Я увидел в Китае новую жизнь. Все, что принесла нам революция, можно выразить одним словом: счастье.
Литературная запись Цзяо Е.
Ван
Великое крещение Октября
Перевод Ду И-синя и М. Шнейдера
В Петрограде, на берегу Невы, находился огромный завод «Металлист», в механическом цехе которою я работал в 1917 году. В России я прожил уже три года, но говорить по-русски так и не научился. Поэтому каждый раз, разговаривая с русскими, мне то и дело приходилось прибегать к помощи нашего переводчика Вэнь Мин-лая.
Хозяин завода жильем рабочих не обеспечивал, и у нас не было крыши над головой. Однажды мы, китайские рабочие, случайно забрели в казарму к русским солдатам. Они отнеслись к нам сочувственно, накормили и оставили ночевать у себя. Приходилось жить и в ночлежке, где брали пятак за ночь; спали там на длинных деревянных нарах, разгороженных досками. Ширина каждого места — не больше двух чи [24] . Ляжешь в такую «постель», сожмешься в комок и на другой бок уж не повернешься.
24
Чи — мера длины, равная 32 см.
Через некоторое время мне посчастливилось: я познакомился с одним добряком-сапожником, который приютил меня в своей ветхой деревянной каморке.
С продовольствием в Петрограде было очень плохо, за хлебом приходилось ездить в деревню к крестьянам. Тогда-то я и столкнулся с этой дрянью — кулаками.
Хлеба у них полные амбары, а дать — даже крошки не выпросишь. Бедняки — дело другое. Они по-настоящему хорошо относились к нам, китайцам: всегда делились всем, что имели. Накормят, бывало, и ночевать оставят. Подметут пол в избе, положат на него мягкий матрац из соломы, а какая-нибудь русская старушка накинет еще на тебя тулуп, чтобы не замерз.
В первых числах апреля, на пасху, в двенадцатом часу ночи вышел я прогуляться и подышать теплым весенним воздухом. Незаметно дошел до Финляндского вокзала. Вижу: привокзальная площадь заполнена тысячами людей — рабочими, солдатами, матросами; у многих в руках факелы, лозунги, знамена. Аплодисменты, смех, крики «ура» — все слилось в единый гул. Меня заинтересовало, что происходит, почему люди такие радостные, возбужденные. Хотел пробраться вперед, но не сумел, спросить — русского языка не знаю.

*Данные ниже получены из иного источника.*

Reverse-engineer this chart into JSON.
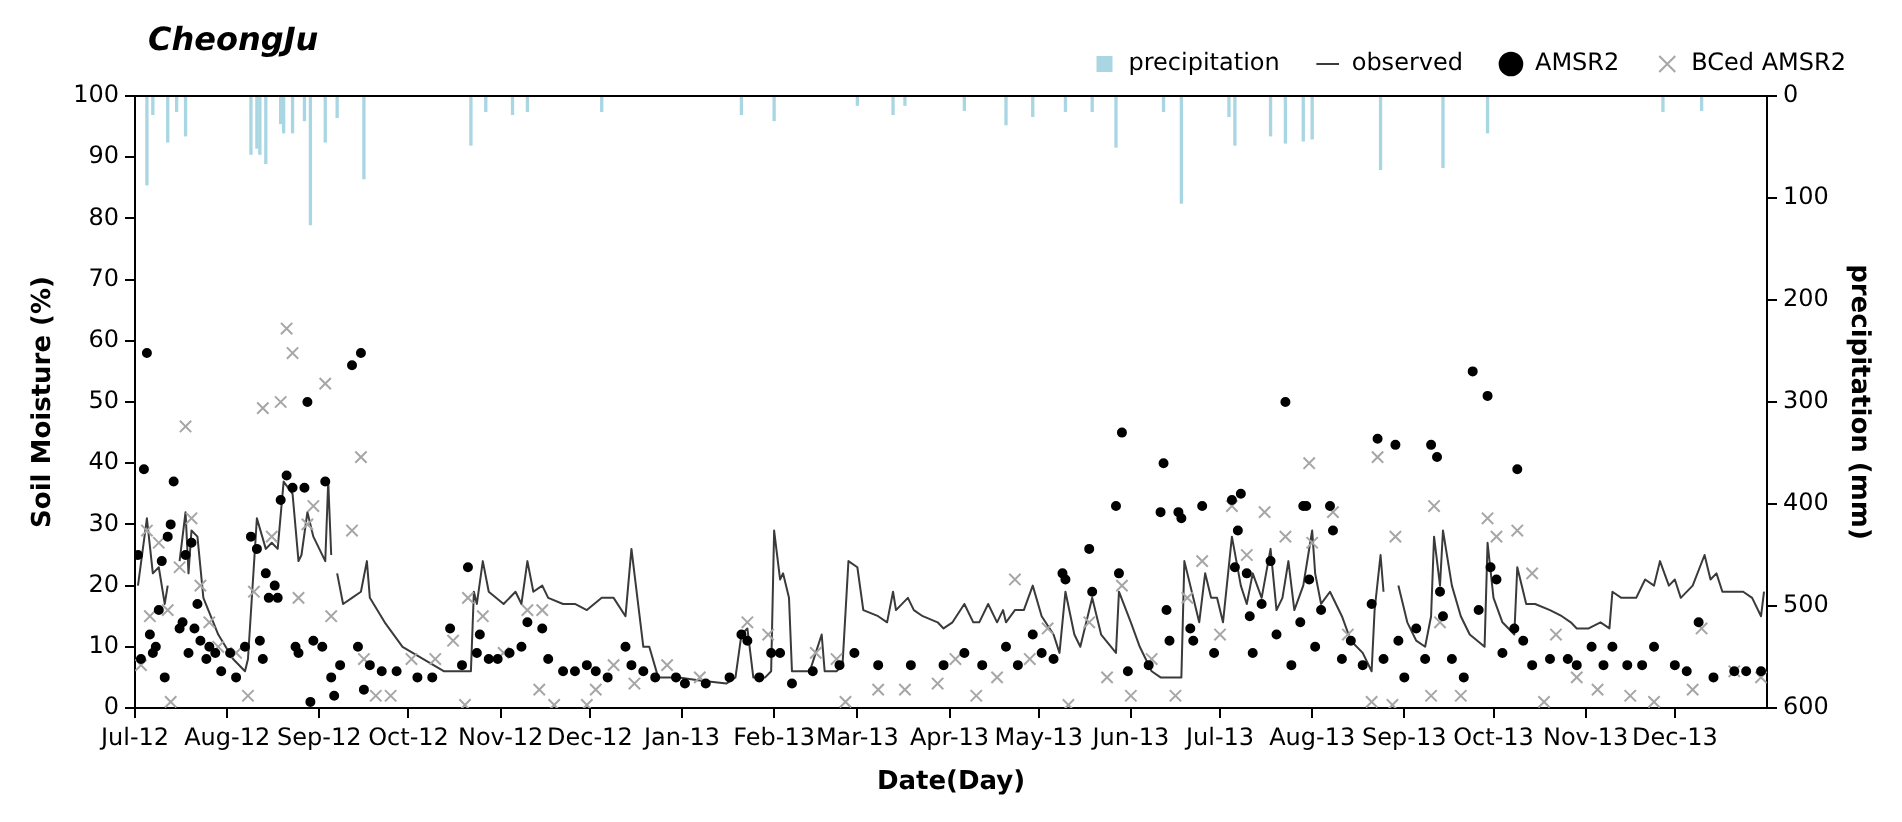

Прошло некоторое время, и на площади постепенно установилась тишина. Мне показалось, что вдали кто-то произносит речь. Я стал внимательно прислушиваться к разговору стоявших рядом со мной русских рабочих. Радостные и улыбающиеся, они то и дело повторяли: «Ленин», «Ленин». В то время я еще не знал, кто такой Ленин, но видел, с какой любовью и уважением произносят это имя простые люди. И тогда я понял, что человек, которого так горячо встречают, — Ленин. Здесь, у Финляндского вокзала, я впервые услышал это имя — Ленин!
Вдруг впереди снова послышались возгласы: «Ура!», «Да здравствует социалистическая революция!».

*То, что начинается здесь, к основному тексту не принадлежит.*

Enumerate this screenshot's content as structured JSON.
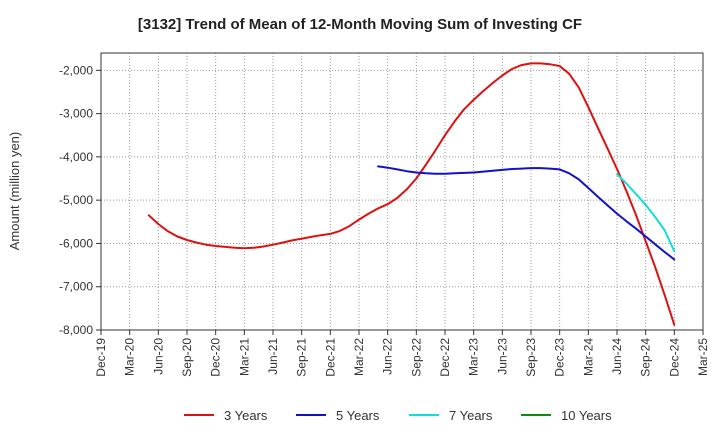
{
  "chart_data": {
    "type": "line",
    "title": "[3132]  Trend of Mean of 12-Month Moving Sum of Investing CF",
    "xlabel": "",
    "ylabel": "Amount (million yen)",
    "ylim": [
      -8000,
      -1600
    ],
    "yticks": [
      -2000,
      -3000,
      -4000,
      -5000,
      -6000,
      -7000,
      -8000
    ],
    "ytick_labels": [
      "-2,000",
      "-3,000",
      "-4,000",
      "-5,000",
      "-6,000",
      "-7,000",
      "-8,000"
    ],
    "x_categories": [
      "Dec-19",
      "Mar-20",
      "Jun-20",
      "Sep-20",
      "Dec-20",
      "Mar-21",
      "Jun-21",
      "Sep-21",
      "Dec-21",
      "Mar-22",
      "Jun-22",
      "Sep-22",
      "Dec-22",
      "Mar-23",
      "Jun-23",
      "Sep-23",
      "Dec-23",
      "Mar-24",
      "Jun-24",
      "Sep-24",
      "Dec-24",
      "Mar-25"
    ],
    "grid": true,
    "legend_position": "bottom",
    "series": [
      {
        "name": "3 Years",
        "color": "#dd1111",
        "points": [
          [
            "May-20",
            -5350
          ],
          [
            "Jun-20",
            -5550
          ],
          [
            "Jul-20",
            -5720
          ],
          [
            "Aug-20",
            -5840
          ],
          [
            "Sep-20",
            -5920
          ],
          [
            "Oct-20",
            -5980
          ],
          [
            "Nov-20",
            -6030
          ],
          [
            "Dec-20",
            -6060
          ],
          [
            "Jan-21",
            -6080
          ],
          [
            "Feb-21",
            -6100
          ],
          [
            "Mar-21",
            -6110
          ],
          [
            "Apr-21",
            -6100
          ],
          [
            "May-21",
            -6070
          ],
          [
            "Jun-21",
            -6030
          ],
          [
            "Jul-21",
            -5980
          ],
          [
            "Aug-21",
            -5930
          ],
          [
            "Sep-21",
            -5890
          ],
          [
            "Oct-21",
            -5850
          ],
          [
            "Nov-21",
            -5810
          ],
          [
            "Dec-21",
            -5780
          ],
          [
            "Jan-22",
            -5710
          ],
          [
            "Feb-22",
            -5600
          ],
          [
            "Mar-22",
            -5450
          ],
          [
            "Apr-22",
            -5310
          ],
          [
            "May-22",
            -5190
          ],
          [
            "Jun-22",
            -5090
          ],
          [
            "Jul-22",
            -4950
          ],
          [
            "Aug-22",
            -4750
          ],
          [
            "Sep-22",
            -4500
          ],
          [
            "Oct-22",
            -4180
          ],
          [
            "Nov-22",
            -3850
          ],
          [
            "Dec-22",
            -3500
          ],
          [
            "Jan-23",
            -3180
          ],
          [
            "Feb-23",
            -2900
          ],
          [
            "Mar-23",
            -2680
          ],
          [
            "Apr-23",
            -2480
          ],
          [
            "May-23",
            -2290
          ],
          [
            "Jun-23",
            -2120
          ],
          [
            "Jul-23",
            -1970
          ],
          [
            "Aug-23",
            -1880
          ],
          [
            "Sep-23",
            -1840
          ],
          [
            "Oct-23",
            -1840
          ],
          [
            "Nov-23",
            -1860
          ],
          [
            "Dec-23",
            -1900
          ],
          [
            "Jan-24",
            -2080
          ],
          [
            "Feb-24",
            -2400
          ],
          [
            "Mar-24",
            -2850
          ],
          [
            "Apr-24",
            -3330
          ],
          [
            "May-24",
            -3800
          ],
          [
            "Jun-24",
            -4280
          ],
          [
            "Jul-24",
            -4800
          ],
          [
            "Aug-24",
            -5350
          ],
          [
            "Sep-24",
            -5950
          ],
          [
            "Oct-24",
            -6550
          ],
          [
            "Nov-24",
            -7200
          ],
          [
            "Dec-24",
            -7880
          ]
        ]
      },
      {
        "name": "5 Years",
        "color": "#1111cc",
        "points": [
          [
            "May-22",
            -4220
          ],
          [
            "Jun-22",
            -4250
          ],
          [
            "Jul-22",
            -4290
          ],
          [
            "Aug-22",
            -4330
          ],
          [
            "Sep-22",
            -4360
          ],
          [
            "Oct-22",
            -4380
          ],
          [
            "Nov-22",
            -4390
          ],
          [
            "Dec-22",
            -4390
          ],
          [
            "Jan-23",
            -4380
          ],
          [
            "Feb-23",
            -4370
          ],
          [
            "Mar-23",
            -4360
          ],
          [
            "Apr-23",
            -4340
          ],
          [
            "May-23",
            -4320
          ],
          [
            "Jun-23",
            -4300
          ],
          [
            "Jul-23",
            -4280
          ],
          [
            "Aug-23",
            -4270
          ],
          [
            "Sep-23",
            -4260
          ],
          [
            "Oct-23",
            -4260
          ],
          [
            "Nov-23",
            -4270
          ],
          [
            "Dec-23",
            -4290
          ],
          [
            "Jan-24",
            -4380
          ],
          [
            "Feb-24",
            -4520
          ],
          [
            "Mar-24",
            -4720
          ],
          [
            "Apr-24",
            -4920
          ],
          [
            "May-24",
            -5120
          ],
          [
            "Jun-24",
            -5310
          ],
          [
            "Jul-24",
            -5490
          ],
          [
            "Aug-24",
            -5660
          ],
          [
            "Sep-24",
            -5840
          ],
          [
            "Oct-24",
            -6020
          ],
          [
            "Nov-24",
            -6200
          ],
          [
            "Dec-24",
            -6370
          ]
        ]
      },
      {
        "name": "7 Years",
        "color": "#11dddd",
        "points": [
          [
            "Jun-24",
            -4400
          ],
          [
            "Jul-24",
            -4620
          ],
          [
            "Aug-24",
            -4860
          ],
          [
            "Sep-24",
            -5110
          ],
          [
            "Oct-24",
            -5390
          ],
          [
            "Nov-24",
            -5700
          ],
          [
            "Dec-24",
            -6180
          ]
        ]
      },
      {
        "name": "10 Years",
        "color": "#118811",
        "points": []
      }
    ]
  }
}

Поток людей хлынул вперед, увлекая меня за собой. Но когда я оказался в центре площади, Ленина там уже не было. Смеясь и разговаривая, все стали расходиться. Глубоко взволнованный, вернулся я домой.
Сама эта ночь, та поистине волнующая атмосфера, которая царила на Финляндском вокзале, зажгли в моем сердце новые надежды.
После возвращения Ленина в Петроград я стал замечать большие перемены на нашем заводе. Заводовладелец уже не осмеливался ни с того ни с сего избивать и ругать рабочих, и зарплату мы стали получать вовремя.